En apprenant aux gens à être prudents, à ne pas se laisser prendre à la manipulation ou aux manques de l’information des medias de masse, ne risque-t-on pas de les voir devenir méfiants, et du coup de se laisser prendre aux thèses farfelues qui circulent sur Internet et les réseaux sociaux ?

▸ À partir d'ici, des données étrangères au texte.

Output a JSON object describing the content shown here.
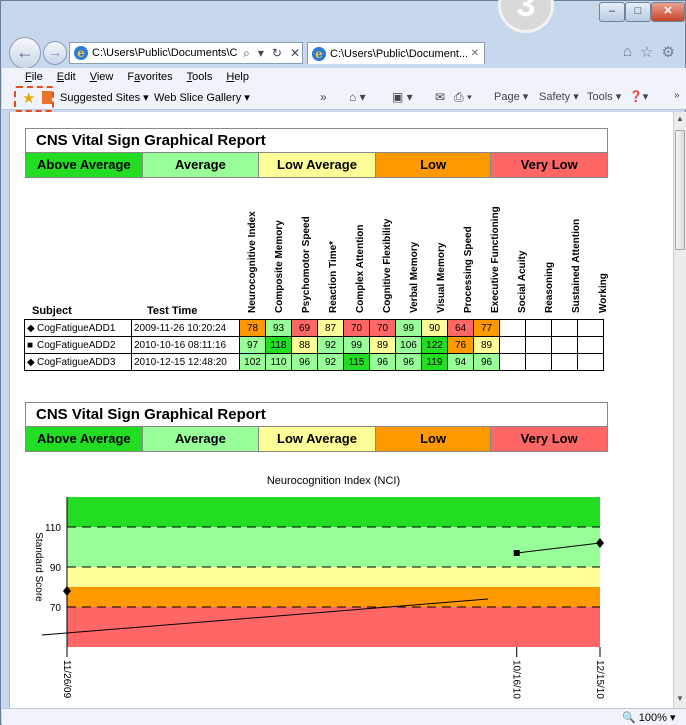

P.C. : Là encore, la sociologie constitue le meilleur antidote. Un exemple ? Après les massacres du 13 novembre 2015 au Bataclan et sur les terrasses de café des 10e et 11e arrondissement de Paris, on parlé dans certains médias d’une attaque contre «  la  » jeunesse de France. Or c’est faux. Si l’on avait lu Pierre Bourdieu on saurait que «  la jeunesse n’est qu’un mot  », comme l’expliquait ce dernier dans un entretien avec Anne-Marie Métailié [1] : «  Le fait de parler des jeunes comme d’une unité sociale, d’un groupe constitué, doté d’intérêts communs, et de rapporter ces intérêts à un âge défini biologiquement, constitue déjà une manipulation évidente. Il faudrait au moins analyser les différences entre les jeunesses, ou, pour aller vite, entre les deux jeunesses. Par exemple, on pourrait comparer systématiquement les conditions d’existence, le marché du travail, le budget temps, etc., des “jeunes” qui sont déjà au travail, et des adolescents du même âge (biologique) qui sont étudiants : d’un côté, les contraintes, à peine atténuées par la solidarité familiale, de l’univers économique réel, de l’autre, les facilités d’une économie quasi ludique d’assistés, fondée sur la subvention, avec repas et logement à bas prix, titres d’accès à prix réduits au théâtre et au cinéma, etc  ». Ce texte date de 1978. Trente sept ans plus tard, il faut juste remplacer «  des jeunes qui sont déjà au travail   » par «  des jeunes qui sont au chômage  » (ceux des classes populaires). Et Bourdieu disait aussi à propos de inégalités sociales : «  Dans un cas, on a un univers d’adolescence, au sens vrai, c’est-à-dire d’irresponsabilité provisoire : ces “jeunes” sont dans une sorte de no man’s land social, ils sont adultes pour certaines choses, ils sont enfants pour d’autres, ils jouent sur les deux tableaux.  » Bref, il distinguait d’un côté l’éternel étudiant, bourgeois ou petit-bourgeois ; de l’autre le jeune habitant d’un quartier ouvrier en déclin qui n’a pas eu d’adolescence (au sens où on l’entend dans les milieux favorisés). Il n’est jamais inutile de rappeler que nous vivons dans une société traversée par la lutte des classes et les relations de domination. Cela, il ne faut jamais le perdre de vue.


[1Paru dans Les jeunes et le premier emploi, Paris, Association des Ages, 1978, p. 520-530. Repris in Questions de sociologie, Éditions de Minuit, 1984. Ed. 1992 p.143-154.